Derivative Proposition 6

Providing service co-production opportunities and resources consistent with the customer’s desired level of involvement leads to improved competitive advantage through enhanced customer experience.

Only casual observation of the American retail landscape is needed to see the pervasive presence of price competition, especially with the lowering of search costs via the Internet (Alba et al. 1997; Bakos 1997; Gourville and Moon 2004; Lynch and Ariely 2000). Does S-D logic provide any insights for retailers and others on howto more effectively compete on the price dimension? This is important because only through lower costs or enhanced revenues can a firm improve its financial performance. We know analytically that price per unit multiplied by units sold equal revenue. One could argue that if superior service strategies are to yield improved financial returns, then customers should be willing to pay a higher price per unit of service or to purchase more service. While logically correct, this does not inform the marketer about how to achieve better financial returns through superior service strategies. Importantly, S-D logic provides the conceptual tools that can offer insight into the “how” issue.

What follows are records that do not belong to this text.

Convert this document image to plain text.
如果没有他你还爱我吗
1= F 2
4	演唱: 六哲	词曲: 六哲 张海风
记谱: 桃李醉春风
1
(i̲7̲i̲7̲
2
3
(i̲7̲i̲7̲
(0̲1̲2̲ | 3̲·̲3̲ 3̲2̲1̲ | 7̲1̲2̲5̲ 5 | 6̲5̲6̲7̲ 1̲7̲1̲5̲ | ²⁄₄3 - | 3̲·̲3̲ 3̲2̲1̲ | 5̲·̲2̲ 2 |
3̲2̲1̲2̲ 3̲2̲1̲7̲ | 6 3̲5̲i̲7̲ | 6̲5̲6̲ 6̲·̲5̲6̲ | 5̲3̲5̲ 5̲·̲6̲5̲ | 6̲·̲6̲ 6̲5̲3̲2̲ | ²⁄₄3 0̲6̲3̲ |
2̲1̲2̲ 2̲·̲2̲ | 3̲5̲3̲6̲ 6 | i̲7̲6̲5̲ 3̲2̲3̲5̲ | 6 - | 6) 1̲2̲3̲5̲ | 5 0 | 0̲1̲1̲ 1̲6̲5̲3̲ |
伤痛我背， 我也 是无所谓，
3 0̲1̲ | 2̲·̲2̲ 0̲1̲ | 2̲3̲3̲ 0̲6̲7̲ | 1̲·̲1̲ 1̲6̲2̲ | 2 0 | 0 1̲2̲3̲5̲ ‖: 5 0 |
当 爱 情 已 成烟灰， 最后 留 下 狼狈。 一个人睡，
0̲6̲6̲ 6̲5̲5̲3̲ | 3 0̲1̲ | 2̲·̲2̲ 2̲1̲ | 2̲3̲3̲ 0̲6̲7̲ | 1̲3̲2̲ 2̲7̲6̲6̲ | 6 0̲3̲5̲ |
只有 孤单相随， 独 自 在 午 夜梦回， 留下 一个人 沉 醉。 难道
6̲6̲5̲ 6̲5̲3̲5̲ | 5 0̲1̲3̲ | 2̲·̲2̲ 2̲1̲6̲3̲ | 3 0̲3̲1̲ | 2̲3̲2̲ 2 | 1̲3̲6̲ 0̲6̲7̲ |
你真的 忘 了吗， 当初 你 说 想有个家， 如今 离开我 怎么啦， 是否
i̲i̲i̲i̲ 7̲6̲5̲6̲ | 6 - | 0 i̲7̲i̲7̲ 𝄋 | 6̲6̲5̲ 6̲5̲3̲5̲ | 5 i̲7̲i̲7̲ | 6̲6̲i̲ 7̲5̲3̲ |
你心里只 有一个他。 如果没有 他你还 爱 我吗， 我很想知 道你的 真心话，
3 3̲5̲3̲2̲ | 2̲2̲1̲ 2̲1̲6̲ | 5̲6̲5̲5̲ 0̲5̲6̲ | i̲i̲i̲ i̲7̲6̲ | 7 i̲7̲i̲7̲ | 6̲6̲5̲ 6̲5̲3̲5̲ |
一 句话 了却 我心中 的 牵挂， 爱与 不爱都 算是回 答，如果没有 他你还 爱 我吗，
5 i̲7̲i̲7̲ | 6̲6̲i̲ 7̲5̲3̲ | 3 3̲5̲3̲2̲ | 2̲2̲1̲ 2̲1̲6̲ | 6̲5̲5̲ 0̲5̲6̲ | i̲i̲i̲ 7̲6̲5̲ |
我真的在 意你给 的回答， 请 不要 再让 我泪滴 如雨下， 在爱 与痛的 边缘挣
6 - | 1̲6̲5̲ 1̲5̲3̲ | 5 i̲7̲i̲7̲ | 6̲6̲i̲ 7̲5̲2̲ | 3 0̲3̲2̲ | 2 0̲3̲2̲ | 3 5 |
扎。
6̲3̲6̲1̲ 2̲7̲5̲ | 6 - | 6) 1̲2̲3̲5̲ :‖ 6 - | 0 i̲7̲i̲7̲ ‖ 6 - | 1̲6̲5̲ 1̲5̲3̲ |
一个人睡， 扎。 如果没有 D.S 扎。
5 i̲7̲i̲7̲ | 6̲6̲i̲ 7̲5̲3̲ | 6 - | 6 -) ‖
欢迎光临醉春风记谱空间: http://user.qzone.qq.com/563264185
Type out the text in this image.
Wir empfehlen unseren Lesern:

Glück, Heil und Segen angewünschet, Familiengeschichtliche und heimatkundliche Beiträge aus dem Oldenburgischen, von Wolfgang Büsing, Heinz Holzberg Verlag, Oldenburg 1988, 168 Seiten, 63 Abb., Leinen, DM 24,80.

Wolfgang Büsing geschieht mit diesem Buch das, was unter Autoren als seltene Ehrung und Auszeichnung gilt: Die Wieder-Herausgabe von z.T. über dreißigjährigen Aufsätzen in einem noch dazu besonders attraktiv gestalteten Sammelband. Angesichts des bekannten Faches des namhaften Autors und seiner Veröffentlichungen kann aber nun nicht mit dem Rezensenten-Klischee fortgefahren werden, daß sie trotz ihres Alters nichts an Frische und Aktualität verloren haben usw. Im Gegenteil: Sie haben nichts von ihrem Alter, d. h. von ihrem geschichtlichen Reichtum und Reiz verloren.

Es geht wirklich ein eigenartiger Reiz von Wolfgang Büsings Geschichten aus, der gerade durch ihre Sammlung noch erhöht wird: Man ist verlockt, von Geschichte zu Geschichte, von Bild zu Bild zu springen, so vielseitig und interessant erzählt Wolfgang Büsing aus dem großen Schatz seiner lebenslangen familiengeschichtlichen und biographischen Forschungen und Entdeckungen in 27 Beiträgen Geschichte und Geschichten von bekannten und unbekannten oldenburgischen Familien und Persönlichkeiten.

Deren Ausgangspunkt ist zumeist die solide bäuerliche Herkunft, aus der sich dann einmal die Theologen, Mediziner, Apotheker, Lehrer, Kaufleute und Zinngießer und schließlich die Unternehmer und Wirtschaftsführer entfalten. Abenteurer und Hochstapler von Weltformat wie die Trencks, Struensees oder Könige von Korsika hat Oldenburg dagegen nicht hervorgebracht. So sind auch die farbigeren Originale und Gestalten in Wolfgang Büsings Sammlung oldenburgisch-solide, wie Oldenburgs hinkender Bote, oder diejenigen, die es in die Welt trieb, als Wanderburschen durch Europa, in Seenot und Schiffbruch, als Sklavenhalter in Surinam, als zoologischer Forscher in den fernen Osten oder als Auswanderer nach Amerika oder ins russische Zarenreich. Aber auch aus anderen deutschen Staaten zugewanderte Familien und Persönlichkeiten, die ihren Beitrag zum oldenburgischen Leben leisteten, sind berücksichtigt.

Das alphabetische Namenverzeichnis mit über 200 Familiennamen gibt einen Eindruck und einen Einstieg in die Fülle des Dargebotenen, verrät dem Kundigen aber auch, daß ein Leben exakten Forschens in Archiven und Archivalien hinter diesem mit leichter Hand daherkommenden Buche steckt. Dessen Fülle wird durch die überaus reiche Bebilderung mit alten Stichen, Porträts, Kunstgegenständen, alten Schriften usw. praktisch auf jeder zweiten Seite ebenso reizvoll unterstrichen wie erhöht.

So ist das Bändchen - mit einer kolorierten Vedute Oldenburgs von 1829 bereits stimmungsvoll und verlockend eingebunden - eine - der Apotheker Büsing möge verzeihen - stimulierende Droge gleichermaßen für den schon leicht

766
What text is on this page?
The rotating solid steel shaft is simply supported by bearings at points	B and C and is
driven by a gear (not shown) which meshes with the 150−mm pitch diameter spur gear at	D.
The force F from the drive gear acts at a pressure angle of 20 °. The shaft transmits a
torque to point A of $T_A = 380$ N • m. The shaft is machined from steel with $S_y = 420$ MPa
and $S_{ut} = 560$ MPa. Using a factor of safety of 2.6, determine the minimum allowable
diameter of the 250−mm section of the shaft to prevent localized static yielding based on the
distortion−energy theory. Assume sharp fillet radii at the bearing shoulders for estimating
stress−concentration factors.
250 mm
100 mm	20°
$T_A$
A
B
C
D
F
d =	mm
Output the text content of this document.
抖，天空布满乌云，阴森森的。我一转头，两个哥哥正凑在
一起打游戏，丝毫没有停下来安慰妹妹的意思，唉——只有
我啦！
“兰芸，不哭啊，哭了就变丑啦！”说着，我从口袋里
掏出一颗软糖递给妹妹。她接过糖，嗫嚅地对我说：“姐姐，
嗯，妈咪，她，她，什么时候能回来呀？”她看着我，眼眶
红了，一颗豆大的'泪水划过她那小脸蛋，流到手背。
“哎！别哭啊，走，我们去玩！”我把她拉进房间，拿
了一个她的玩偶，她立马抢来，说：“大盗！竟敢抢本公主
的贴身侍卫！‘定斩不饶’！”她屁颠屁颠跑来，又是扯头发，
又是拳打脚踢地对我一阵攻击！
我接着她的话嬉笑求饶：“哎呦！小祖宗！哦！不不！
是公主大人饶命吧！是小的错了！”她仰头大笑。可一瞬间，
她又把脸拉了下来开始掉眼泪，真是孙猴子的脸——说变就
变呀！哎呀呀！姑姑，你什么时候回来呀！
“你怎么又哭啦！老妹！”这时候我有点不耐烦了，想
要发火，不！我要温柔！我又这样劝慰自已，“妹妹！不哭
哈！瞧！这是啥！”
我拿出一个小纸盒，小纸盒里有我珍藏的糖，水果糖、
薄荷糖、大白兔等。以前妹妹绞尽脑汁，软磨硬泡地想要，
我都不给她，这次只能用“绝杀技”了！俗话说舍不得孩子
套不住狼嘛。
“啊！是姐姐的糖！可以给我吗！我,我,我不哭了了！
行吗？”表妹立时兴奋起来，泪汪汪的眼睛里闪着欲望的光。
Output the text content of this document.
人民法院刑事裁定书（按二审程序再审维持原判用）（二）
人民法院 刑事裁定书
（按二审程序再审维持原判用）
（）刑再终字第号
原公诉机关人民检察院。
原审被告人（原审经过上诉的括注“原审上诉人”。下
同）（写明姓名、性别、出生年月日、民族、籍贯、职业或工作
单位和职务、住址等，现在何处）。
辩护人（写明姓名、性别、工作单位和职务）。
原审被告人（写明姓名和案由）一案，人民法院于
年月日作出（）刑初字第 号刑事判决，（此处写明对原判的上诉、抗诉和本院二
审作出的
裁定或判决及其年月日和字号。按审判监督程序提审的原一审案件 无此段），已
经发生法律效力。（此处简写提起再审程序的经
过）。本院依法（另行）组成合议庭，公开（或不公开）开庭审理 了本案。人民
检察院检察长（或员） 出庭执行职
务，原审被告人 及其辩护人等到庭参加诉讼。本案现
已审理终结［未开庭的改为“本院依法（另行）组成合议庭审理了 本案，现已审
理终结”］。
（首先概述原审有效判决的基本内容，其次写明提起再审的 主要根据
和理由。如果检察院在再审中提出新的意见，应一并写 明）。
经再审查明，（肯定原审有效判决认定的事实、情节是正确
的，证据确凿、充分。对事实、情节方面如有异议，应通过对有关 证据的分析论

While it is generally understood that organizations should proactively link co-production and pricing strategies, S-D logic implies extending this price co-production (Lusch and Vargo 2006) link to the firm’s value proposition. A value proposition can be thought of as a promise the seller makes that value-in-exchange will be linked to value-in-use. When a customer exchanges money with a seller s/he is implicitly assuming the value-in-exchange will at least result in value-in-use that meets or exceeds the value-in-exchange. A co-produced value proposition can make the price contingent upon the quality of service experience or other agreed upon output. Sawhney (2006) refers to this as gain sharing or risk and reward sharing. Here the value in exchange (price) is tied to the value realized by the customer. Consequently, gainsharing or risk-based pricing could be a part of developing a service strategy that links financial returns to superior service. If both buyer and seller have something at risk and something to gain, then collaboration will be much more fruitful.

Can a retailer use gain-sharing or risk-based pricing? We argue affirmatively. Consider an example of a retail buyer collaborating with a vendor on a merchandising program. The program might involve a set of integrated services that are tied to value-network management processes – for example, customer relationship management, customer service management, demand management, order fulfillment, manufacturing flow management, supplier relationship management, product development, and returns management (Lambert and Garcia-Dastugue 2006) – involving the retailer, its vendors, and other value-network partners. Adopting “gain sharing or risk-based” pricing, the retailer would pay a price on the basis of the quality and level of service provided and sales revenue achieved. However, for this approach to be successful, the retail buyer and the vendor (and perhaps other value-network partners) should co-create the value proposition. This co-created value proposition would increase the chances of a win–win situation in a field where intense negotiations have left many vendors feeling underappreciated.